Registra-se as seguintes datas de fundação das Irmandades dos Homens
Pretos:
- 1640 - Rio de Janeiro (cidade), Rio de
Janeiro
- 1708 - São João del-Rei, Minas
Gerais
- 1711 - Cidade de São
Paulo. Sede atualmente localizada no largo do Paiçandu, região central. A entidade
foi criada para abrigar a religiosidade do povo negro, impedido de
freqüentar as mesmas igrejas dos senhores, e resiste à urbanização,
mantendo em seu calendário uma devoção secular a Nossa Senhora do Rosário.
São realizadas procissões, novenas e rezas do terço, despertando o
interesse dos que transitam pelas proximidades da avenida São João e da avenida Rio Branco.
- 1713 – Cachoeira do Campo e Sabará,
Minas
Gerais
- 1715 – Ouro
Preto, Minas Gerais
- 1728 – Serro,
Minas
Gerais
- 1754 - Viamão,
Rio Grande do Sul
- 1771 - Caicó,
Rio Grande do Norte
- 1773 - Mostardas,
Rio Grande do Norte
- 1774 - Rio
Pardo, Rio Grande do Sul
- 1796 - Salvador, Bahia
- 1782 – Paracatu,
Minas
Gerais
A Irmandade do Rosário possuía a seguinte hierarquia: a Mesa
Administrativa, o Conselho de Irmãos, a Coorte e o Estado Maior com suas
Guardas.

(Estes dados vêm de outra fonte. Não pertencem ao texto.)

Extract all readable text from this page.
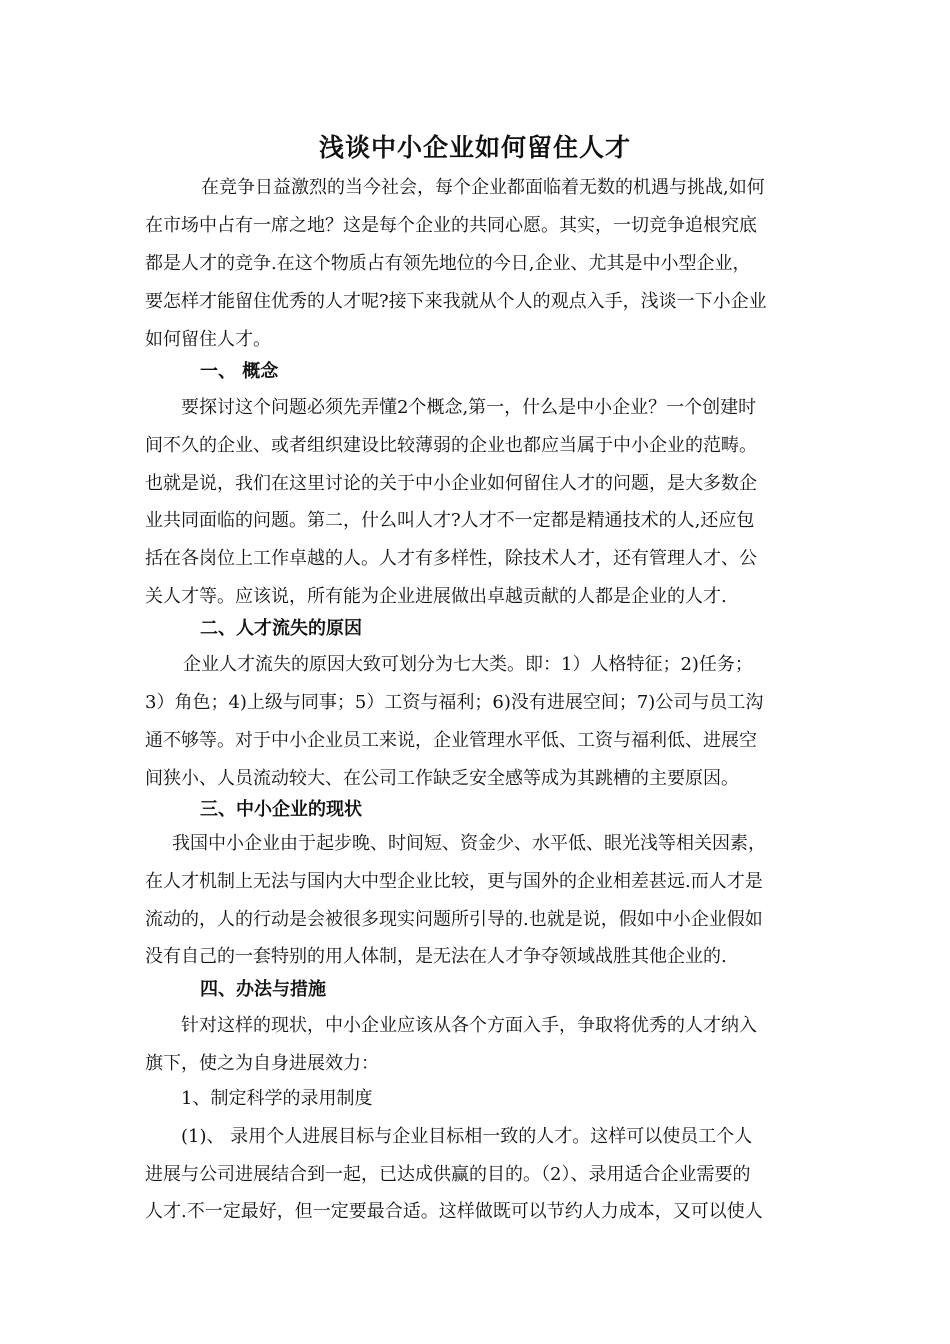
浅谈中小企业如何留住人才
在竞争日益激烈的当今社会，每个企业都面临着无数的机遇与挑战,如何
在市场中占有一席之地？这是每个企业的共同心愿。其实，一切竞争追根究底
都是人才的竞争.在这个物质占有领先地位的今日,企业、尤其是中小型企业，
要怎样才能留住优秀的人才呢?接下来我就从个人的观点入手，浅谈一下小企业
如何留住人才。
一、 概念
要探讨这个问题必须先弄懂2个概念,第一，什么是中小企业？一个创建时
间不久的企业、或者组织建设比较薄弱的企业也都应当属于中小企业的范畴。
也就是说，我们在这里讨论的关于中小企业如何留住人才的问题，是大多数企
业共同面临的问题。第二，什么叫人才?人才不一定都是精通技术的人,还应包
括在各岗位上工作卓越的人。人才有多样性，除技术人才，还有管理人才、公
关人才等。应该说，所有能为企业进展做出卓越贡献的人都是企业的人才.
二、人才流失的原因
企业人才流失的原因大致可划分为七大类。即：1）人格特征；2)任务；
3）角色；4)上级与同事；5）工资与福利；6)没有进展空间；7)公司与员工沟
通不够等。对于中小企业员工来说，企业管理水平低、工资与福利低、进展空
间狭小、人员流动较大、在公司工作缺乏安全感等成为其跳槽的主要原因。
三、中小企业的现状
我国中小企业由于起步晚、时间短、资金少、水平低、眼光浅等相关因素，
在人才机制上无法与国内大中型企业比较，更与国外的企业相差甚远.而人才是
流动的，人的行动是会被很多现实问题所引导的.也就是说，假如中小企业假如
没有自己的一套特别的用人体制，是无法在人才争夺领域战胜其他企业的.
四、办法与措施
针对这样的现状，中小企业应该从各个方面入手，争取将优秀的人才纳入
旗下，使之为自身进展效力：
1、制定科学的录用制度
(1)、 录用个人进展目标与企业目标相一致的人才。这样可以使员工个人
进展与公司进展结合到一起，已达成供赢的目的。（2）、录用适合企业需要的
人才.不一定最好，但一定要最合适。这样做既可以节约人力成本，又可以使人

Em alguns lugares, devido à perseguição promovida pelo clero,
algumas destas irmandades desvincularam-se da Igreja Católica. Mais
recentemente, em algumas dioceses há uma reaproximação, através da Pastoral
Afro-Brasileira.
Com quase três séculos de existência, a Irmandade do Rosário dos Homens
Pretos é uma referência para movimentos de consciência negra, porque apresenta
uma tradição religiosa que remonta aos tempos dos primeiros escravos. Texto de
Maria José de Deus.
Irmandade
dos Homens Pretos em São Paulo
A Irmandade sofreu as agruras de ver sua primeira igreja, na Praça
Antônio Prado, construída em 1725
com a arrecadação de doações e esforço dos malungos (irmãos), ser demolida para
dar lugar a projetos de urbanização da Província.
Os negros conseguiram manter relativo patrimônio ao redor dessa igreja,
casas simples serviram para atividades religiosas, acolhimento dos alforriados e a administração da Irmandade,
composta de diretoria e mesários.
Hoje, esse estilo colonial permanece nas dependências da igreja que, por
ser capela, está sob a jurisdição da paróquia
de Santa Ifigênia. No subsolo fica a mesa administrativa, onde os
irmãos se encontram para a celebração da missa
de domingo, para confraternização e para a distribuição mensal de cerca de 150
cestas básicas. Eles vivem esses momentos agradáveis e de decisões em meio a
recordações, mantidas num acervo de pinturas,
ilustrações, fotografias, imagens e documentos que trazem à lembrança os
primeiros irmãos. "Eu me emociono e sinto um grande amor por tudo isso
aqui", revela Cleofano de Barros, há 50 anos na Irmandade.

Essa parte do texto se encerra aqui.